Maria Teresa Horta nasceu em Lisboa, onde frequentou a Faculdade de Letras. Escritora e jornalista é conhecida como uma das mais destacadas feministas portuguesas. Estreou-se na poesia em 1960 a sua obra poética foi coligida em Poesia Reunida (Dom Quixote, 2009), obra que lhe valeu o Prémio Máxima Vida Literária. Em 2012 publicou As Palavras do Corpo – Antologia de Poesia Erótica, no ano seguinte, A Dama e o Unicórnio, em 2016, Anunciações, vencedor do Prémio Autores SPA / Melhor Livro de Poesia 2017, Poesis (2017), Estranhezas (2018) e a antologia Eu sou a Minha Poesia (2019), o seu mais recente livro.

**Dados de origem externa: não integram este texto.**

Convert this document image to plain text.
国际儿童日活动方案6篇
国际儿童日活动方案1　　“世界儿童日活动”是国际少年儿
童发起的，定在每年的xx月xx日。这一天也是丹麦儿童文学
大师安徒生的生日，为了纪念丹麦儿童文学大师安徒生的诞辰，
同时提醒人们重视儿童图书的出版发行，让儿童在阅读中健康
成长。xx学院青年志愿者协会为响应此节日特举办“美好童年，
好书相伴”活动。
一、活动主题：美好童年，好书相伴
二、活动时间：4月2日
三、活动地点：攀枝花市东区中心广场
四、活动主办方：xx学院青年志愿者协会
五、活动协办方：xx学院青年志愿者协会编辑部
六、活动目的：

É ainda autora dos romances Ambas as Mãos Sobre o Corpo, Ema (Prémio Ficção Revista Mulheres) e Paixão Segundo Constança H., e coautora com Maria Isabel Barreno e Maria Velho da Costa, de Novas Cartas Portuguesas. Ao seu romance As Luzes de Leonor, a Marquesa de Alorna, uma sedutora de anjos, poetas e heróis (2011), foram atribuídos os prémios D. Dinis e Máxima de Literatura.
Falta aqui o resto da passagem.